Honeycomb-shaped cardboard terraces hold seeds and nutrients to strengthen land vulnerable to soil erosion

Spotted: Designed to restore degraded landscapes and conserve soil, the Ecosystem Kickstarter planter helps improve the fertility and resilience of local ecosystems. The honeycomb-shaped cardboard structure was created by Dutch designer Thom Bindels and counters desertification by reducing soil erosion. The portable ecosystem contains seeds and plant nutrients that support the crops sown within the structure.

As the plants grow, the cardboard biodegrades, further strengthening the ground and enriching the soil. Soil erosion is becoming a significant problem in agrarian communities worldwide, due to large scale overgrazing and deforestation. Many communities are experiencing longer droughts and more destructive rainfalls, which further exacerbates the degradation of the land.
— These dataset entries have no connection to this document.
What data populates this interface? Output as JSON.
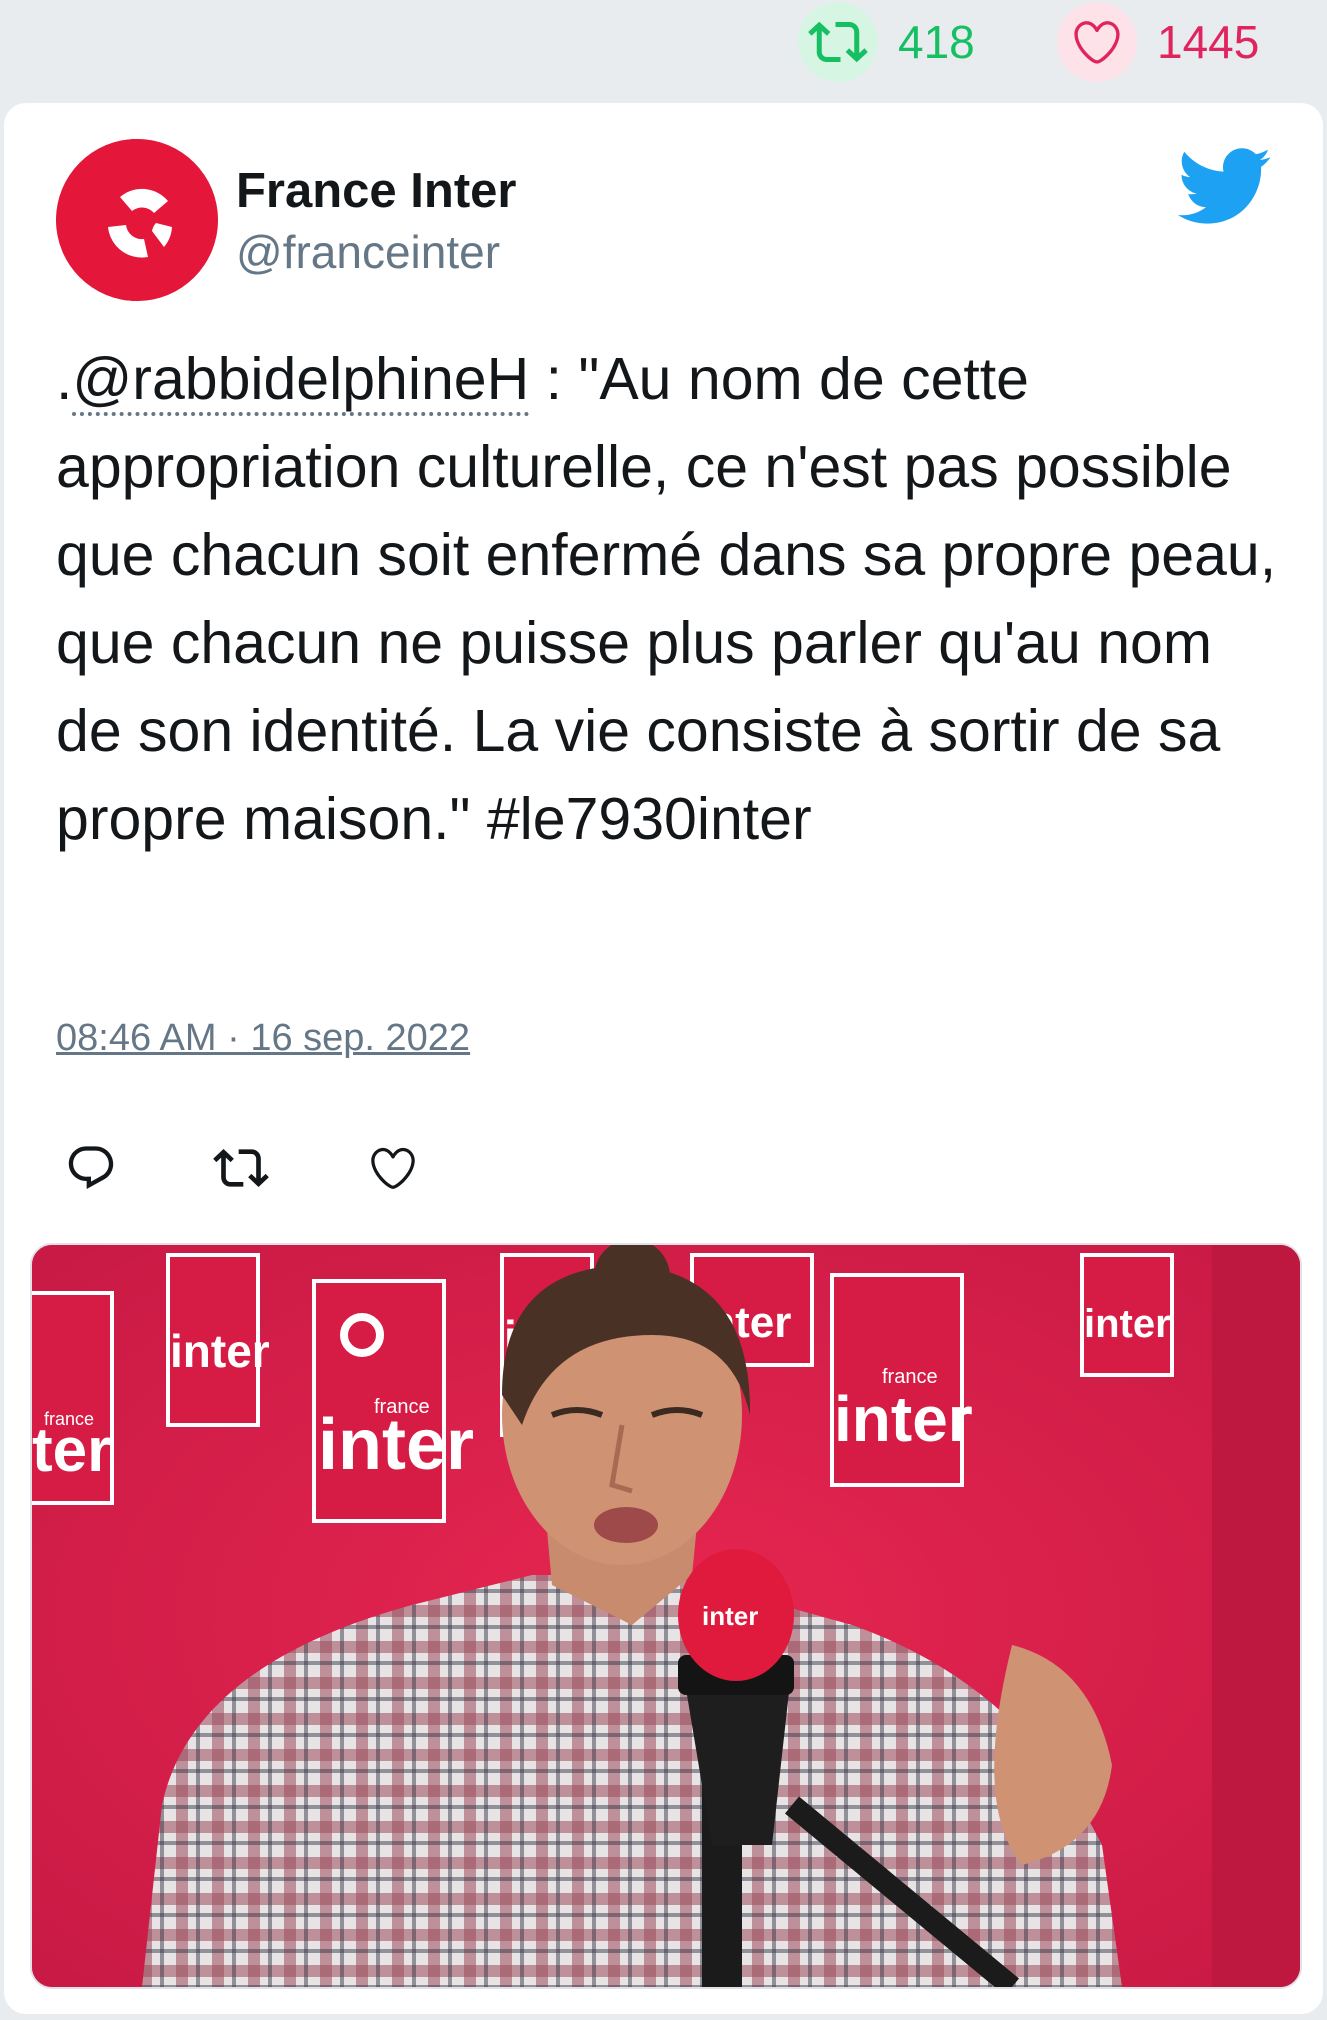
{
  "stats": {
    "retweets": "418",
    "likes": "1445",
    "retweet_icon": "retweet-icon",
    "like_icon": "heart-icon"
  },
  "author": {
    "name": "France Inter",
    "handle": "@franceinter"
  },
  "tweet": {
    "prefix": ".",
    "mention": "@rabbidelphineH",
    "body": " : \"Au nom de cette appropriation culturelle, ce n'est pas possible que chacun soit enfermé dans sa propre peau, que chacun ne puisse plus parler qu'au nom de son identité. La vie consiste à sortir de sa propre maison.\" #le7930inter",
    "timestamp": "08:46 AM · 16 sep. 2022"
  },
  "media": {
    "description_icon": "photo",
    "logo_label": "inter",
    "logo_small": "france"
  },
  "colors": {
    "retweet": "#17bf63",
    "like": "#e0245e",
    "brand": "#e4173a",
    "twitter_blue": "#1da1f2",
    "secondary_text": "#657786"
  }
}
Tested in Uganda during the rainy season, the Ecosystem Kickstarter’s feasibility study was a success. Bindels and his team work closely with local growers, adapting the structure’s size and the approach of the project to best support the surrounding farming community. By improving subsistence food production, they hope it will help the economic and environmental resilience of families and their wider communities.

Other methods spotted by Springwise for enriching soil include growing genetically modified plants that trap additional carbon dioxide, and ecological burials that do not use embalming fluid.